二人は急いであぜ道に出ようと警戒しながら移動を再開した。
あと少しで雑木林を抜けられる、二人がそう思った瞬間だった。
前方からも草をかき分ける音が聞こえてきた。
二人は足を止め完全に警戒体制に入った。
「ジン、ナイフまだある?」
「これ使って。」
二人は小声で話しながら、視線をあらゆる方向へ移動させ続けた。
次の瞬間、前方の何かが勢いよく近づいてきた。
「わっ!痛っ!」
仁は足に何かされたようだ。
「今一瞬見えた!多分この間の狼の化け物だと思う。」
「ははっ…マジかよ…火炎瓶必要じゃん。足大丈夫?」
「全然平気。
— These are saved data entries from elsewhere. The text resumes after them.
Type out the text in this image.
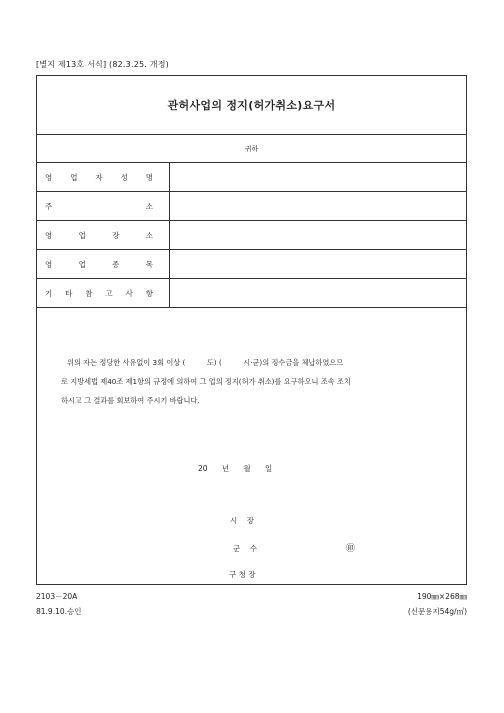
[별지 제13호 서식] (82.3.25. 개정)
관허사업의 정지(허가취소)요구서
귀하
영 업 자 성 명
주	소
영	업	장	소
영	업	종	목
기 타 참 고 사 항

위의 자는 정당한 사유없이 3회 이상 (　　　도) (　　　시·군)의 징수금을 체납하였으므

로 지방세법 제40조 제1항의 규정에 의하여 그 업의 정지(허가 취소)를 요구하오니 조속 조치

하시고 그 결과를 회보하여 주시기 바랍니다.

20      년      월      일
시    장
군    수	㊞
구 청 장
2103－20A
81.9.10.승인
190㎜×268㎜
(신문용지54g/㎡)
多分引っ掻かれただけっぽい。熊の化け物に比べたら全然だけど、牙はやばそう…」
二人は再度あぜ道に出ようと歩き出したが、またしても仁が足を引っ掻かれた。
すると今度は後方から魔弾の足が引っ掻かれる。
「いつ草むらから飛び出して、首狙って噛み付いてくるか分からないってのも、スリル満点すぎる…」
仁の言葉が魔弾の緊張を緩ませる。
「二匹いるね。最悪腕でガードして噛み付いてきたところを、額狙いでナイフ刺すって感じでいけるような気がする。」
二人は木が少なくなるべく動きやすい空間を探しながら、ゆっくりと後ろに下がっていった。
狼の化け物二匹も草むらの中からゆっくりと距離を詰めてくる。
魔弾と仁は一歩一歩ゆっくりと後ろに下がった。
もう一歩下がろうとした時、仁の肩に魔弾の体重が乗っかった。
そして後ろに下がった足は地面を踏みはずし、ひっくり返るように宙を舞った。